En ce qui concerne la légalité de la date de mise à la retraite de M. B :
7. Si l’obligation de placer le fonctionnaire dans une position statutaire régulière peut autoriser exceptionnellement l’administration à prendre des actes individuels à caractère rétroactif, il ressort des pièces du dossier qu’à la date de l’arrêté contesté, le 13 avril 2023, M. B était placé depuis le 12 avril 2019 en congé pour invalidité temporaire imputable au service. Le terme de ce congé n’étant pas prévu au 1er mars 2023, rien ne justifiait sa mise à la retraite rétroactive à compter de cette date. Ainsi, en prononçant le 13 avril 2023 la mise à la retraite de M. B à compter du 1er mars 2023, le préfet de la région Bourgogne-Franche-Comté a entaché son arrêté d’une erreur de droit. Par suite, le moyen soulevé en ce sens doit être accueilli.
8. Il résulte de tout ce qui précède que M. B est seulement fondé à demander l’annulation de la décision qu’il conteste en tant qu’elle est entrée en vigueur à compter du 1er mars 2023.
Sur les demandes d’injonction et d’astreinte :
9. L’exécution du présent jugement implique que le préfet de la région Bourgogne-Franche-Comté, dans un délai de trois mois à compter de la notification du présent jugement, régularise la situation de M. B pour la période allant du 1er mars au 13 avril 2023, en tenant compte de ce qui a été exposé au point 7. En revanche, il n’y pas lieu d’assortir cette injonction d’une astreinte.
Sur les frais liés au litige :
10. Dans les circonstances de l’espèce, il y a lieu de mettre à la charge de l’Etat une somme de 750 euros à verser à M. B au titre des frais liés au litige.
D E C I D E :
Article 1er : L’arrêté du 13 avril 2023 par lequel le préfet de la région Bourgogne-Franche-Comté a radié M. B des cadres et l’a mis à la retraite pour invalidité est annulé en tant qu’il est entré en vigueur à compter du 1er mars 2023.
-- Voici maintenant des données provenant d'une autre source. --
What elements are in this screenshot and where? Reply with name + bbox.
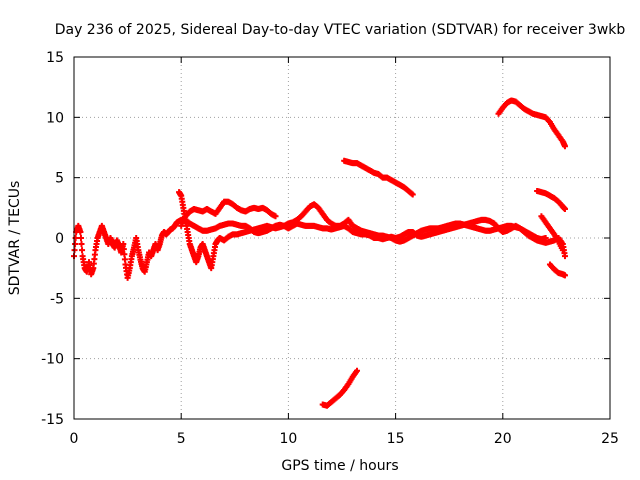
data-point (542, 235, 549, 241)
data-point (121, 251, 128, 258)
series-arc-5 (319, 367, 361, 409)
y-tick-label: 5 (55, 171, 64, 187)
series-arc-3 (178, 198, 279, 229)
y-tick-label: 10 (46, 110, 64, 126)
data-point (561, 253, 568, 260)
series-arc-4 (341, 157, 416, 198)
data-point (78, 241, 85, 248)
plot-frame (73, 56, 611, 420)
data-point (120, 246, 127, 253)
data-point (79, 247, 86, 254)
y-tick-label: -15 (41, 412, 64, 428)
data-point (120, 241, 127, 248)
data-point (561, 206, 568, 213)
x-tick-label: 10 (279, 431, 297, 447)
series-arc-1 (71, 216, 568, 281)
series-arc-8 (546, 261, 568, 279)
data-point (77, 235, 84, 241)
y-tick-label: 0 (55, 231, 64, 247)
data-series (71, 97, 568, 409)
y-tick-label: -10 (41, 352, 64, 368)
x-axis-label: GPS time / hours (281, 458, 398, 474)
y-tick-label: 15 (46, 50, 64, 66)
data-point (561, 143, 568, 150)
series-arc-2 (176, 189, 549, 272)
data-point (121, 256, 128, 263)
data-point (72, 241, 79, 248)
x-tick-label: 5 (177, 431, 186, 447)
x-tick-label: 25 (601, 431, 619, 447)
y-axis-label: SDTVAR / TECUs (7, 181, 23, 296)
data-point (354, 367, 361, 374)
data-point (559, 247, 566, 254)
x-tick-label: 15 (387, 431, 405, 447)
series-arc-7 (534, 187, 568, 213)
series-arc-9 (538, 213, 566, 254)
data-point (77, 228, 84, 235)
data-point (71, 247, 78, 254)
x-tick-label: 0 (70, 431, 79, 447)
y-tick-label: -5 (50, 291, 64, 307)
data-point (561, 272, 568, 279)
data-point (272, 213, 279, 220)
axis-ticks: 0 5 10 15 20 25 15 10 5 0 -5 -10 -15 (41, 50, 619, 447)
data-point (409, 191, 416, 198)
x-tick-label: 20 (494, 431, 512, 447)
chart-title: Day 236 of 2025, Sidereal Day-to-day VTE… (55, 22, 626, 38)
series-arc-6 (495, 97, 568, 150)
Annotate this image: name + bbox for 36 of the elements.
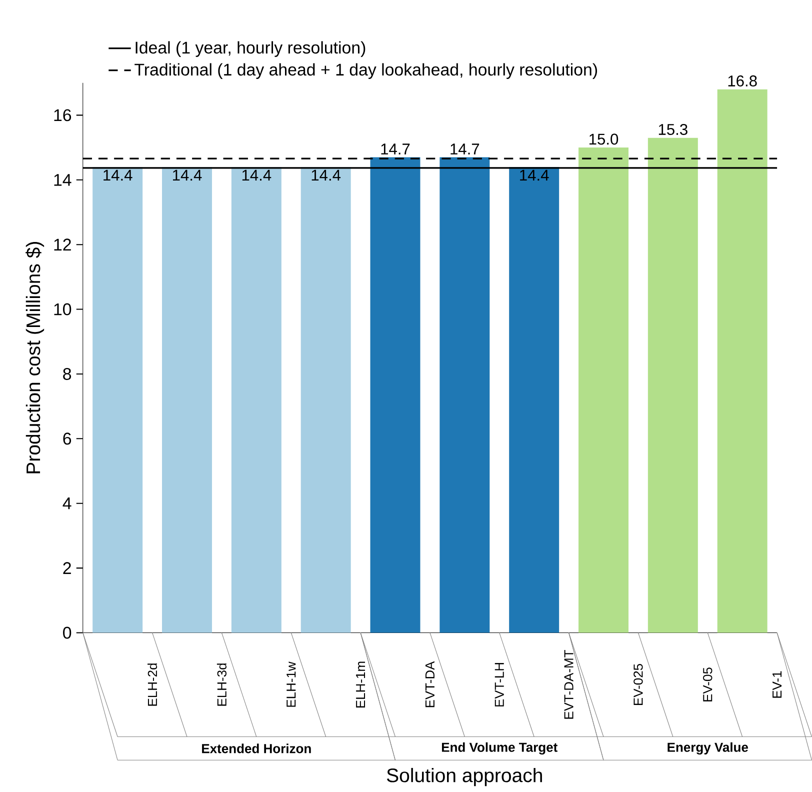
data-label: 15.3: [658, 124, 688, 136]
text: Extended Horizon: [202, 744, 311, 754]
data-label: 14.4: [312, 170, 341, 181]
x-tick-label: EV-05: [703, 668, 712, 702]
data-label: 16.8: [728, 76, 757, 87]
x-axis-title: Solution approach: [386, 768, 542, 786]
x-tick-label: EV-025: [634, 664, 643, 706]
x-tick-label: ELH-1w: [286, 662, 296, 707]
y-tick-label: 14: [54, 174, 72, 186]
text: End Volume Target: [442, 742, 558, 755]
y-tick-label: 2: [63, 562, 71, 574]
data-label: 14.7: [450, 144, 480, 155]
x-tick-label: EVT-DA-MT: [564, 650, 574, 719]
y-tick-label: 6: [63, 432, 72, 445]
y-tick-label: 12: [54, 238, 71, 251]
data-label: 15.0: [590, 134, 618, 145]
y-tick-label: 4: [62, 498, 72, 510]
data-label: 14.4: [242, 170, 272, 181]
data-label: 14.4: [173, 170, 202, 181]
x-tick-label: EV-1: [772, 671, 782, 698]
text: Energy Value: [668, 742, 748, 755]
data-label: 14.4: [520, 170, 549, 181]
y-tick-label: 16: [54, 109, 72, 122]
legend-label: Ideal (1 year, hourly resolution): [136, 41, 366, 58]
x-tick-label: ELH-1m: [356, 662, 366, 708]
y-tick-label: 10: [54, 303, 72, 316]
data-label: 14.7: [381, 144, 410, 155]
y-tick-label: 8: [63, 368, 72, 380]
x-tick-label: EVT-DA: [425, 661, 434, 708]
y-tick-label: 0: [63, 626, 72, 639]
legend-label: Traditional (1 day ahead + 1 day lookahead, hourly resolution): [134, 63, 597, 80]
y-axis-title: Production cost (Millions $): [26, 242, 44, 474]
x-tick-label: EVT-LH: [494, 663, 504, 707]
data-label: 14.4: [104, 170, 132, 181]
x-tick-label: ELH-2d: [148, 664, 158, 706]
x-tick-label: ELH-3d: [216, 664, 226, 706]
Article 2 : Il est enjoint au préfet de la région Bourgogne-Franche-Comté, dans un délai de trois mois à compter de la notification du présent jugement, de régulariser la situation de M. B pour la période allant du 1er mars au 13 avril 2023 en tenant compte de ce qui a été exposé au point 7.
Article 3 : L’Etat versera à M. B une somme de 750 euros au titre de l’article L. 761-1 du code de justice administrative.
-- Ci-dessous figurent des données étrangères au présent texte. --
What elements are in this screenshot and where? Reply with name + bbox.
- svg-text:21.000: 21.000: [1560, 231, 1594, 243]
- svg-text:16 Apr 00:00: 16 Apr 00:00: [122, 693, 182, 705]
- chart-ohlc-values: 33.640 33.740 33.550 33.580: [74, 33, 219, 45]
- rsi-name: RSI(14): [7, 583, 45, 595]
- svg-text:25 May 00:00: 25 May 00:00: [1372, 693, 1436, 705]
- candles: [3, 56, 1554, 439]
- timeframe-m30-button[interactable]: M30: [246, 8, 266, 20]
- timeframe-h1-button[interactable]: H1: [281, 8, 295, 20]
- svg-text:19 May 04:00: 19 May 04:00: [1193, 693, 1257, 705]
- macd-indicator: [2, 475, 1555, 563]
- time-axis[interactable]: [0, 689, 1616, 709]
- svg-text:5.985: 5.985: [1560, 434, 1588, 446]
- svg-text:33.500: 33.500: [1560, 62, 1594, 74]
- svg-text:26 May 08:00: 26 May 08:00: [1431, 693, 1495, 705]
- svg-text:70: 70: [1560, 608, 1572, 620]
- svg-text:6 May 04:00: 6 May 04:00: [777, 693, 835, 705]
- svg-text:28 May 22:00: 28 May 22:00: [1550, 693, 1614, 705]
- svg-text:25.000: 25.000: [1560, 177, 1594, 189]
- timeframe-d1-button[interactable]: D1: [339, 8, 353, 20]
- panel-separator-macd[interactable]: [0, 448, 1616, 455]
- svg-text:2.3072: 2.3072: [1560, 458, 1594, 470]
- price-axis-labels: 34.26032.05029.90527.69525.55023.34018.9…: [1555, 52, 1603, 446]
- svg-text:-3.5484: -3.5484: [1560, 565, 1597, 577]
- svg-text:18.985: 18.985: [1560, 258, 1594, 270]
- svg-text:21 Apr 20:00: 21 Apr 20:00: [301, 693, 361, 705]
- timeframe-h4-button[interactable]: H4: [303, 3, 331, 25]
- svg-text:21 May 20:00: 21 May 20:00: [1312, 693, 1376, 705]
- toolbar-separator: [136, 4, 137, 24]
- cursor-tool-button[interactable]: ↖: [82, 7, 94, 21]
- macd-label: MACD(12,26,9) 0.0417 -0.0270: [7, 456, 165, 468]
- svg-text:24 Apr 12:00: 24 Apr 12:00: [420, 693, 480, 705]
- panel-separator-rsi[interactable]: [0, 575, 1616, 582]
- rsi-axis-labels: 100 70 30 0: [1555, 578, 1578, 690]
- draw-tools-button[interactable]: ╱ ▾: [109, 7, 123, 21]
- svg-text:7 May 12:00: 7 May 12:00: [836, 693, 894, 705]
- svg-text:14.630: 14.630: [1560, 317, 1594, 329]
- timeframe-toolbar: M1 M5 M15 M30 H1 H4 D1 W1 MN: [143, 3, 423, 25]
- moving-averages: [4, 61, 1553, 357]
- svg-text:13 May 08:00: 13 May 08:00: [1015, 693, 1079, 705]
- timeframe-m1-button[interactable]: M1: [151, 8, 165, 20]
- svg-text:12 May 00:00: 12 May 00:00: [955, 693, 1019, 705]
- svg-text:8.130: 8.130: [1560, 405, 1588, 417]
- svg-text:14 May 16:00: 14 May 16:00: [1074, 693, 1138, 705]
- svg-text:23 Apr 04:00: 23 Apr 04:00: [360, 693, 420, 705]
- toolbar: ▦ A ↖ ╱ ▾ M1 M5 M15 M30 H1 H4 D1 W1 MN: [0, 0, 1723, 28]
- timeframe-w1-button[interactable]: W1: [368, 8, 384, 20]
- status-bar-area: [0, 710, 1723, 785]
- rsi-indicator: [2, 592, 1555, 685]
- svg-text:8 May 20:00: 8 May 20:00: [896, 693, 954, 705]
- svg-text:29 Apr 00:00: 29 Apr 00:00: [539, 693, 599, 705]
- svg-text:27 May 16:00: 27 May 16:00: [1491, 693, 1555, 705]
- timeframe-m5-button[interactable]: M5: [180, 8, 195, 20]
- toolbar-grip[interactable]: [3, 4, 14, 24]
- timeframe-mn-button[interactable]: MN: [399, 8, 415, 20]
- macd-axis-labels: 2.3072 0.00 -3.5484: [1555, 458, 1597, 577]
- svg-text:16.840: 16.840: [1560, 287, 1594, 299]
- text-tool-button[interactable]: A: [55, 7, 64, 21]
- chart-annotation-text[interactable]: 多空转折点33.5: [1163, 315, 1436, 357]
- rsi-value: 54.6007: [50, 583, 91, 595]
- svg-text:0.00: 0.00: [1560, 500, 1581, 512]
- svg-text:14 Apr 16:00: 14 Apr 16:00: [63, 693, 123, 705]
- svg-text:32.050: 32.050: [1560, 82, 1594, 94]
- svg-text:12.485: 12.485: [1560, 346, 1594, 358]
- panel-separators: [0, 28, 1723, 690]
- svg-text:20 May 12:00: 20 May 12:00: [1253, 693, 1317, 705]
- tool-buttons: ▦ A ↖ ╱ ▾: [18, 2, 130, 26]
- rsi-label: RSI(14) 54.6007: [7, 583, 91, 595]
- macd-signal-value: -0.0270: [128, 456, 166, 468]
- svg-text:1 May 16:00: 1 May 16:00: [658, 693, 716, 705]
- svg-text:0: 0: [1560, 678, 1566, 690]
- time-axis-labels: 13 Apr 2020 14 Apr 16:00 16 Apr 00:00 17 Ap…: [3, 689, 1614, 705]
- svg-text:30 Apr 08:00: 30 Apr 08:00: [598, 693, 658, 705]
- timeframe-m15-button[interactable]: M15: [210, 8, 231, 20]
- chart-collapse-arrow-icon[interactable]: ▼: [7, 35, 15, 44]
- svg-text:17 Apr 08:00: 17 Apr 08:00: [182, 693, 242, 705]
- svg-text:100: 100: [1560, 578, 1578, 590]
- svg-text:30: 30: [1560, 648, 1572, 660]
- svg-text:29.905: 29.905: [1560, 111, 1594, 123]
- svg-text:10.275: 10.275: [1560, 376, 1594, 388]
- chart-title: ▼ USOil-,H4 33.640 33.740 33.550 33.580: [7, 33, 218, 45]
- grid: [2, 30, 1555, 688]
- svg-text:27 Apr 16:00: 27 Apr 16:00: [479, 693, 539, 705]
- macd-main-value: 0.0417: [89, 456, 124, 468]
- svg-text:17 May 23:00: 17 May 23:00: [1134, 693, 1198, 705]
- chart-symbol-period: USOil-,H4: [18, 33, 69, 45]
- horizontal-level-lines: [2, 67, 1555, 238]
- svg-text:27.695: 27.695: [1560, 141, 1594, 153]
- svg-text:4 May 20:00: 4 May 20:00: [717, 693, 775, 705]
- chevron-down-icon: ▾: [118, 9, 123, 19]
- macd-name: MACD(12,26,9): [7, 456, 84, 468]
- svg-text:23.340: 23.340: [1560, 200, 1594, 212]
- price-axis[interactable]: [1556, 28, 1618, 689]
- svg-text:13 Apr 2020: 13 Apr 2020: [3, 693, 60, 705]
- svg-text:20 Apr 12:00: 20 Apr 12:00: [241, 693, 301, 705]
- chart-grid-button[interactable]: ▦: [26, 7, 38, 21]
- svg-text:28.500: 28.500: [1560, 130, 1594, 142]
Article 4 : Le surplus des conclusions de la requête est rejeté.
Article 5 : Le présent jugement sera notifié à M. C B, au préfet de la région Bourgogne-Franche-Comté et au ministre de l’économie, des finances et de la souveraineté industrielle et numérique.
Délibéré après l’audience du 30 mai 2024 à laquelle siégeaient :
— M. Pernot, premier conseiller faisant fonction de président,
— M. Seytel, conseiller,
— Mme Marquesuzaa, conseillère.
Rendu public par mise à disposition au greffe le 20 juin 2024.
Le rapporteur,
J. SeytelLe premier conseiller faisant fonction de président,
A. Pernot
La greffière,
C. Quelos
La République mande et ordonne au ministre de l’économie, des finances et de la souveraineté industrielle et numérique et au préfet de la région Bourgogne-Franche-Comté, en ce qui les concerne ou à tous commissaires de justice à ce requis en ce qui concerne les voies de droit commun, contre les parties privées, de pourvoir à l’exécution de la présente décision.